Brazil: A Biography
by Lilia Schwarcz and Heloisa Starling, Allen Lane, 761pp, £30
In a now famous book of 1928, Manifesto Antropófago, Brazil’s leading modernist poet, Oswald de Andrade, described Brazilian culture as anthropophagic, or “cannibalistic”, eating other forms of European and African literature and music.
Brazil itself is a land of bewildering mixed bloods and ethnicities: Italian, Spanish, Jewish and aboriginal Tupi-Guarani Indian have all intermarried to form an imponderable blend of South American peoples. Brazil’s very fabric is mestizo, or “mixed”, according to Brazilian academics Schwarcz and Starling, co-authors of this lively history of the country.

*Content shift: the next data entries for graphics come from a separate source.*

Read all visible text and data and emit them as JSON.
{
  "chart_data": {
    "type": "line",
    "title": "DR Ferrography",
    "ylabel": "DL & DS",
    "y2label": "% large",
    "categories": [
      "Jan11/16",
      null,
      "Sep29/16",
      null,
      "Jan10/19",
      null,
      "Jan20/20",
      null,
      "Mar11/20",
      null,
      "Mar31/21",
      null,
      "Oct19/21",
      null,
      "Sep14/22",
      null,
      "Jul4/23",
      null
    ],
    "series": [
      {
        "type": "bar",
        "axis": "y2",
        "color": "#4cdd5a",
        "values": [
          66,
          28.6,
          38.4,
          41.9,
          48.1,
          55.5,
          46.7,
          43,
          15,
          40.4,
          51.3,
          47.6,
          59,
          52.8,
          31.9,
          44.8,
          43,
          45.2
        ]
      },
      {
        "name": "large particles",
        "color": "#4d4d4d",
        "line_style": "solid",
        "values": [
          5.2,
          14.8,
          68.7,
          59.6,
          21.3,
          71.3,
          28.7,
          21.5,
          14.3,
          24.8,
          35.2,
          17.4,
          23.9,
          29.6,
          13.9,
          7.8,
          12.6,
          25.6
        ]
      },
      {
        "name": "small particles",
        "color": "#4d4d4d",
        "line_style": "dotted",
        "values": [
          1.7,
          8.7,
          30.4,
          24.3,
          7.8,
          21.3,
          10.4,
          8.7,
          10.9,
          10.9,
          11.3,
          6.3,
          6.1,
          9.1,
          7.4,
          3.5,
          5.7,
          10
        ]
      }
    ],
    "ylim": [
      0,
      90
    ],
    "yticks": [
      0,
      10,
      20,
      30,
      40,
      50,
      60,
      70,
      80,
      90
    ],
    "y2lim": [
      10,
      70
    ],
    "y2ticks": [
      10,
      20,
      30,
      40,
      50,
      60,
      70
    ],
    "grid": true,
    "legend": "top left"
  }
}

Brazilian music, for one thing, could not be more of a cultural mish-mash. Bossa nova in its heyday, from 1958 to 1964, merged elements of Chopin, Miles Davis, candomblé and Catholic ritual, as well as “off-key” (desafinado) samba notes. It was a sort of New World blues, suffused with a hushed intensity of emotion.
Music is a serious business in Brazil. The peerless bossanovista João Gilberto, who crops up in this book, awakened the imagination of Brazil and the wider world to the insouciant swinging rhythm and languid jazz tones of a new dance beat. In the early 1960s, his fragile singing voice sounded cool, new and modern.